Изгнанники (Дойль) - страница 125

Де Катина вдруг выступил вперед, протянув руку. Его горячая, порывистая натура внезапно перешла границы осторожности. Перед глазами словно промелькнула бесконечная вереница мужчин, женщин и детей одной с ним веры. Все они не могли защитить себя ни единым словом, ни единым жестом, и теперь все смотрели на него, как на единственного защитника и спасителя. Пока все шло гладко в жизни, он мало думал о подобных вопросах, но теперь, когда надвигалась опасность и была затронута более глубокая сторона его натуры, он почувствовал, как мало значили даже сама жизнь и личное счастье в сравнении с этой великой вечной правдой…

— Не подписывайте этой бумаги, ваше величество! — крикнул он. — Вы еще доживете до того времени, когда будете жалеть, что у вас не отсохла рука, прежде чем она взялась за это перо. Я знаю это, государь; я уверен в этом! Вспомните всех этих беспомощных людей — маленьких детей, молодых девушек, стариков и слабых. Их вера — они сами.
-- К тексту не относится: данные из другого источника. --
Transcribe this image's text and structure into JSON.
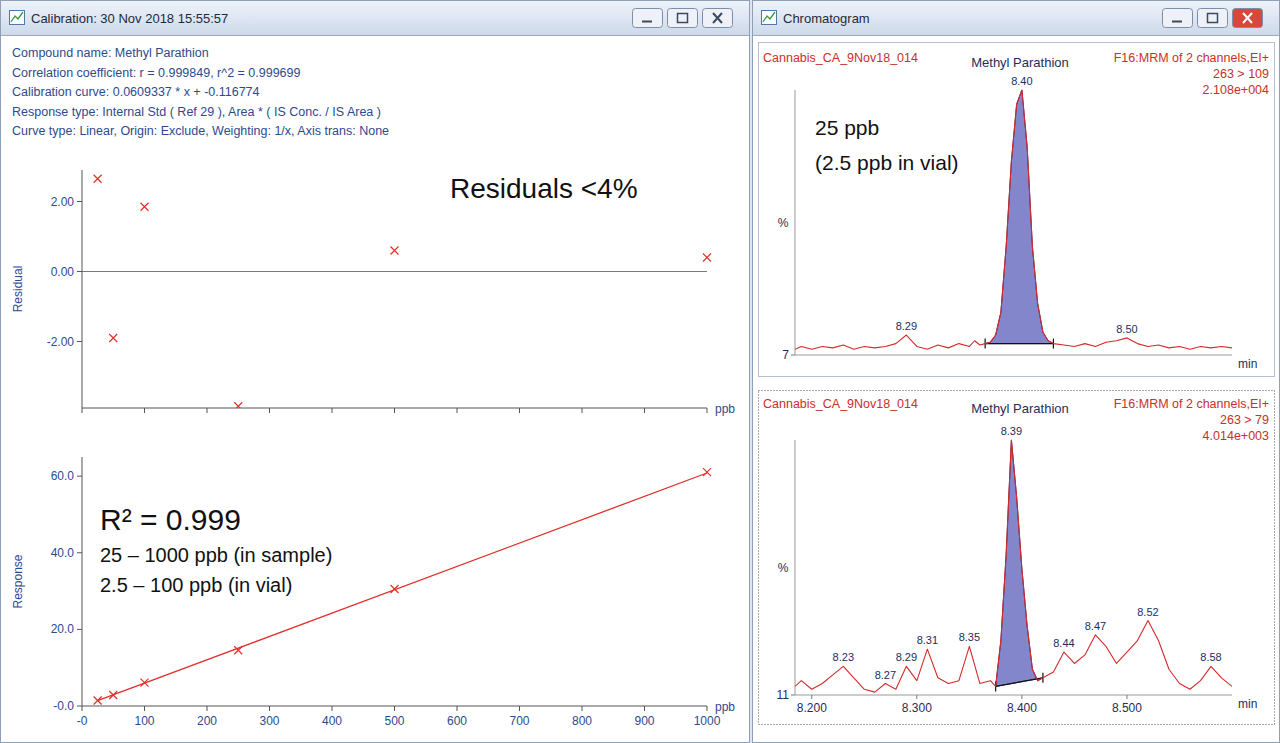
{
  "windows": [
    {
      "title": "Calibration: 30 Nov 2018 15:55:57",
      "lines": [
        "Compound name: Methyl Parathion",
        "Correlation coefficient: r = 0.999849, r^2 = 0.999699",
        "Calibration curve: 0.0609337 * x + -0.116774",
        "Response type: Internal Std ( Ref 29 ), Area * ( IS Conc. / IS Area )",
        "Curve type: Linear, Origin: Exclude, Weighting: 1/x, Axis trans: None"
      ]
    },
    {
      "title": "Chromatogram"
    }
  ],
  "chart_data": [
    {
      "type": "scatter",
      "x_label": "ppb",
      "y_label": "Residual",
      "annotations": [
        "Residuals <4%"
      ],
      "x": [
        25,
        50,
        100,
        250,
        500,
        1000
      ],
      "values": [
        2.65,
        -1.9,
        1.85,
        -3.85,
        0.6,
        0.4
      ],
      "color": "#e0302a",
      "marker": "x",
      "xlim": [
        0,
        1000
      ],
      "ylim": [
        -3.9,
        2.9
      ],
      "xticks": [
        0,
        100,
        200,
        300,
        400,
        500,
        600,
        700,
        800,
        900,
        1000
      ],
      "yticks": [
        {
          "value": -2,
          "label": "-2.00"
        },
        {
          "value": 0,
          "label": "0.00"
        },
        {
          "value": 2,
          "label": "2.00"
        }
      ],
      "reference_line": 0,
      "tick_labels": "y",
      "grid": false
    },
    {
      "type": "scatter",
      "x_label": "ppb",
      "y_label": "Response",
      "annotations": [
        "R² = 0.999",
        "25 – 1000 ppb (in sample)",
        "2.5 – 100 ppb (in vial)"
      ],
      "series": [
        {
          "type": "scatter",
          "marker": "x",
          "color": "#e0302a",
          "x": [
            25,
            50,
            100,
            250,
            500,
            1000
          ],
          "values": [
            1.44,
            2.87,
            6.09,
            14.55,
            30.53,
            61.06
          ]
        },
        {
          "type": "line",
          "line_style": "solid",
          "color": "#e0302a",
          "x": [
            25,
            1000
          ],
          "values": [
            1.41,
            60.82
          ]
        }
      ],
      "xlim": [
        0,
        1000
      ],
      "ylim": [
        0,
        65
      ],
      "xticks": [
        {
          "value": 0,
          "label": "-0"
        },
        100,
        200,
        300,
        400,
        500,
        600,
        700,
        800,
        900,
        1000
      ],
      "yticks": [
        {
          "value": 0,
          "label": "-0.0"
        },
        {
          "value": 20,
          "label": "20.0"
        },
        {
          "value": 40,
          "label": "40.0"
        },
        {
          "value": 60,
          "label": "60.0"
        }
      ],
      "grid": false
    },
    {
      "type": "line",
      "title": "Methyl Parathion",
      "sample": "Cannabis_CA_9Nov18_014",
      "channel": "F16:MRM of 2 channels,EI+",
      "transition": "263 > 109",
      "intensity": "2.108e+004",
      "annotations": [
        "25 ppb",
        "(2.5 ppb in vial)"
      ],
      "x_label": "min",
      "y_label": "%",
      "x": [
        8.184,
        8.19,
        8.2,
        8.21,
        8.22,
        8.23,
        8.24,
        8.25,
        8.26,
        8.27,
        8.28,
        8.29,
        8.3,
        8.31,
        8.32,
        8.33,
        8.34,
        8.35,
        8.355,
        8.36,
        8.365,
        8.37,
        8.375,
        8.38,
        8.385,
        8.39,
        8.395,
        8.4,
        8.405,
        8.41,
        8.415,
        8.42,
        8.425,
        8.43,
        8.44,
        8.45,
        8.46,
        8.47,
        8.48,
        8.49,
        8.5,
        8.51,
        8.52,
        8.53,
        8.54,
        8.55,
        8.56,
        8.57,
        8.58,
        8.59,
        8.6
      ],
      "values": [
        9,
        10,
        9,
        10,
        9.5,
        10.5,
        9,
        10,
        9.5,
        10,
        11,
        14,
        10,
        9,
        10.5,
        9.5,
        11,
        10,
        12,
        10.5,
        11,
        11.5,
        14,
        22,
        45,
        75,
        95,
        100,
        80,
        45,
        25,
        15,
        12,
        11,
        10.5,
        10,
        11,
        10,
        11.5,
        12,
        13,
        11,
        10,
        10.5,
        9.5,
        10,
        9,
        10,
        9.5,
        10,
        9.5
      ],
      "color": "#d42a2a",
      "xlim": [
        8.184,
        8.6
      ],
      "ylim": [
        7,
        100
      ],
      "xticks": [],
      "yticks": [
        7
      ],
      "tick_labels": "y",
      "grid": false,
      "peak_labels": [
        {
          "value": 8.29,
          "label": "8.29"
        },
        {
          "value": 8.4,
          "label": "8.40"
        },
        {
          "value": 8.5,
          "label": "8.50"
        }
      ],
      "integration": [
        8.365,
        8.43
      ]
    },
    {
      "type": "line",
      "title": "Methyl Parathion",
      "sample": "Cannabis_CA_9Nov18_014",
      "channel": "F16:MRM of 2 channels,EI+",
      "transition": "263 > 79",
      "intensity": "4.014e+003",
      "x_label": "min",
      "y_label": "%",
      "x": [
        8.184,
        8.19,
        8.2,
        8.21,
        8.22,
        8.23,
        8.24,
        8.25,
        8.26,
        8.27,
        8.28,
        8.29,
        8.3,
        8.31,
        8.32,
        8.33,
        8.34,
        8.35,
        8.36,
        8.37,
        8.375,
        8.38,
        8.385,
        8.39,
        8.395,
        8.4,
        8.405,
        8.41,
        8.415,
        8.42,
        8.43,
        8.44,
        8.45,
        8.46,
        8.47,
        8.48,
        8.49,
        8.5,
        8.51,
        8.52,
        8.53,
        8.54,
        8.55,
        8.56,
        8.57,
        8.58,
        8.59,
        8.6
      ],
      "values": [
        14,
        16,
        13,
        15,
        18,
        21,
        17,
        13,
        12,
        15,
        13,
        21,
        16,
        27,
        17,
        15,
        16,
        28,
        15,
        16,
        14,
        30,
        60,
        100,
        80,
        55,
        35,
        20,
        16,
        17,
        19,
        26,
        22,
        25,
        32,
        28,
        22,
        26,
        30,
        37,
        30,
        20,
        15,
        13,
        16,
        21,
        17,
        14
      ],
      "color": "#d42a2a",
      "xlim": [
        8.184,
        8.6
      ],
      "ylim": [
        11,
        100
      ],
      "xticks": [
        {
          "value": 8.2,
          "label": "8.200"
        },
        {
          "value": 8.3,
          "label": "8.300"
        },
        {
          "value": 8.4,
          "label": "8.400"
        },
        {
          "value": 8.5,
          "label": "8.500"
        }
      ],
      "yticks": [
        11
      ],
      "grid": false,
      "peak_labels": [
        {
          "value": 8.23,
          "label": "8.23"
        },
        {
          "value": 8.27,
          "label": "8.27"
        },
        {
          "value": 8.29,
          "label": "8.29"
        },
        {
          "value": 8.31,
          "label": "8.31"
        },
        {
          "value": 8.35,
          "label": "8.35"
        },
        {
          "value": 8.39,
          "label": "8.39"
        },
        {
          "value": 8.44,
          "label": "8.44"
        },
        {
          "value": 8.47,
          "label": "8.47"
        },
        {
          "value": 8.52,
          "label": "8.52"
        },
        {
          "value": 8.58,
          "label": "8.58"
        }
      ],
      "integration": [
        8.375,
        8.42
      ]
    }
  ]
}
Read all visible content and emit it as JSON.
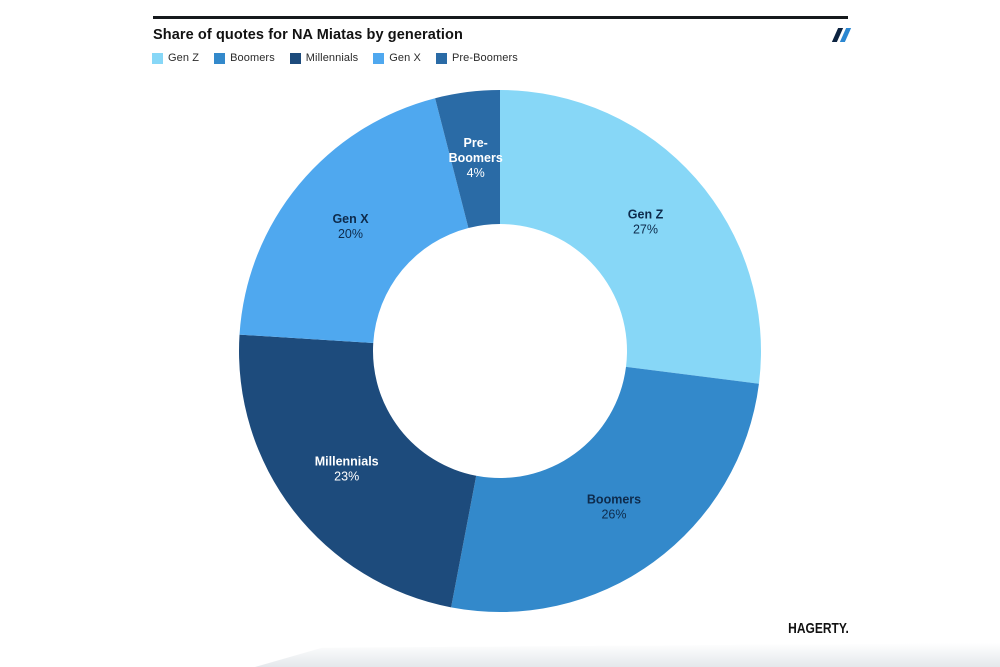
{
  "header": {
    "title": "Share of quotes for NA Miatas by generation",
    "brand_mark_icon": "double-slash",
    "brand_mark_colors": [
      "#0c2340",
      "#2b87d1"
    ]
  },
  "legend": {
    "position": "top-left",
    "items": [
      {
        "label": "Gen Z",
        "color": "#87D7F7"
      },
      {
        "label": "Boomers",
        "color": "#3389CB"
      },
      {
        "label": "Millennials",
        "color": "#1D4B7C"
      },
      {
        "label": "Gen X",
        "color": "#4FA8EF"
      },
      {
        "label": "Pre-Boomers",
        "color": "#2A6BA6"
      }
    ]
  },
  "chart_data": {
    "type": "pie",
    "subtype": "donut",
    "title": "Share of quotes for NA Miatas by generation",
    "categories": [
      "Gen Z",
      "Boomers",
      "Millennials",
      "Gen X",
      "Pre-Boomers"
    ],
    "values": [
      27,
      26,
      23,
      20,
      4
    ],
    "unit": "%",
    "colors": [
      "#87D7F7",
      "#3389CB",
      "#1D4B7C",
      "#4FA8EF",
      "#2A6BA6"
    ],
    "label_lines": [
      [
        "Gen Z"
      ],
      [
        "Boomers"
      ],
      [
        "Millennials"
      ],
      [
        "Gen X"
      ],
      [
        "Pre-",
        "Boomers"
      ]
    ],
    "label_colors": [
      "#0E2B4C",
      "#0E2B4C",
      "#FFFFFF",
      "#0E2B4C",
      "#FFFFFF"
    ],
    "start_angle_deg": 0,
    "direction": "clockwise",
    "legend_position": "top",
    "grid": false
  },
  "footer": {
    "brand": "HAGERTY."
  }
}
Это равносильно тому, чтобы требовать от листьев переменить сучья, на которых они растут. Они не могут изменить верования. Самое большее, на что вы еще могли рассчитывать, — это обратить их из честных людей в лицемеров. Но к чему вам это? Они почитают вас. Они любят вас. Никому не делают вреда. Гордятся, служа в ваших армиях и сражаясь за вас. Заклинаю вас, государь, именем всего для вас святого, хорошенько подумать, прежде чем подписать приказ, приносящий несчастье и отчаяние сотням тысяч ваших верноподданных!

На одно мгновение король поколебался, слушая короткие, отрывистые мольбы молодого воина, но выражение лица его снова ожесточилось, когда он вспомнил, как все его личные просьбы не могли подействовать на этого молодого придворного щеголя.

— Религия французского короля должна быть религией Франции, — произнес он, — и если мои собственные гвардейцы противятся мне в этом вопросе, я принужден найти других, более преданных. Вакансия майора мушкетеров должна быть отдана капитану де Бельмон, Лувуа.

— Слушаю, ваше величество.

— Вакансию де Катина можно передать лейтенанту Лабадуаер.

— Слушаю, ваше величество.

— А я уже лишен чести служить вам?

— Вы слишком несговорчивы для этого.

Де Катина беспомощно опустил руки, и голова его упала на грудь. Когда он осознал гибель всех надежд и жестокую несправедливость поступка короля, он громко, безнадежно вскрикнул и бросился вон из комнаты. Горячие слезы бессильного гнева текли по его щекам. В таком виде, с растерзанным мундиром, со шляпой на боку, рыдая и жестикулируя, он влетел в конюшню, где Амос Грин спокойно курил трубку, скептически наблюдая уход конюхов за лошадьми.